Rosarno, Italia.”Gli Africani salveranno Rosarno”: si chiama così il gruppo ospitato su Facebook che si autodefinisce come “Osservatorio invernale sulla raccolta degli agrumi nella Piana di Gioia Tauro”. Lo scopo dichiarato è di “mantenere alta l’attenzione, contrastare ogni forma di razzismo, informare correttamente, sfatare i luoghi comuni sul fenomeno dell’immigrazione, promuovere percorsi di integrazione”.Il logo scelto dal gruppo è una ‘rivisitazione’ del celebre quadro di Pellizza da Volpedo, “Il Quarto Stato”, con i proletari, contadini e operai, che avanzano sullo sfondo di un agrumeto calabrese. Il titolo è identico al volume curato da Antonello Mangano – “Gli Africani salveranno Rosarno”, sottotitolo “E, probabilmente, anche l’Italia” – edito da Terrelibere.org nel febbraio 2009 e dunque quasi un anno prima dello scoppio della rivolta nella cittadina calabrese.

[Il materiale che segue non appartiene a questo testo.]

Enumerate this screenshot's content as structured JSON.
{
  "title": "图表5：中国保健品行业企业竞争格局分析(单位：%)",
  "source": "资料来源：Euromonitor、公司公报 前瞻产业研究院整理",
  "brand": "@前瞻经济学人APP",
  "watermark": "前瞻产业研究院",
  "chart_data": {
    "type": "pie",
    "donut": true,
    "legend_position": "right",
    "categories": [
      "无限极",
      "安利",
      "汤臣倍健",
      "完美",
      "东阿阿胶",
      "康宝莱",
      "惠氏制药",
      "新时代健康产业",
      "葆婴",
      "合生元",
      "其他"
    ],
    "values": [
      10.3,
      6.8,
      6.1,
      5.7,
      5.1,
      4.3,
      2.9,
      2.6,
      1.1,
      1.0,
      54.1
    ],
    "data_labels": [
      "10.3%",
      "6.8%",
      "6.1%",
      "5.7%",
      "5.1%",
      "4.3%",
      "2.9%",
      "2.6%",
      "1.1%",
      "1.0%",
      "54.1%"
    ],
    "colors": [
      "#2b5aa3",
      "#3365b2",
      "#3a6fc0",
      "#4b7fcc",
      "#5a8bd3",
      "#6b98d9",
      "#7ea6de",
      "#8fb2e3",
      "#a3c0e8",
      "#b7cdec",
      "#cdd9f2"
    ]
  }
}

“Non c’è un posto in Italia, come Rosarno, che riassuma i drammi e le contraddizioni della nostra epoca – si legge nella presentazione – Dall’economia globale a quella criminale, dalla mafia alle migrazioni, il libro analizza l’aspetto socio-economico (lavoratori marginali inseriti in un contesto mafioso moderno e arcaico), quello giuridico (come le leggi razziste producono marginalità fino al lavoro servile), storico (dall’occupazione delle terre fino alle lotte di massa contro la mafia) e geopolitico (le grandi migrazioni dall’Africa all’Europa)”.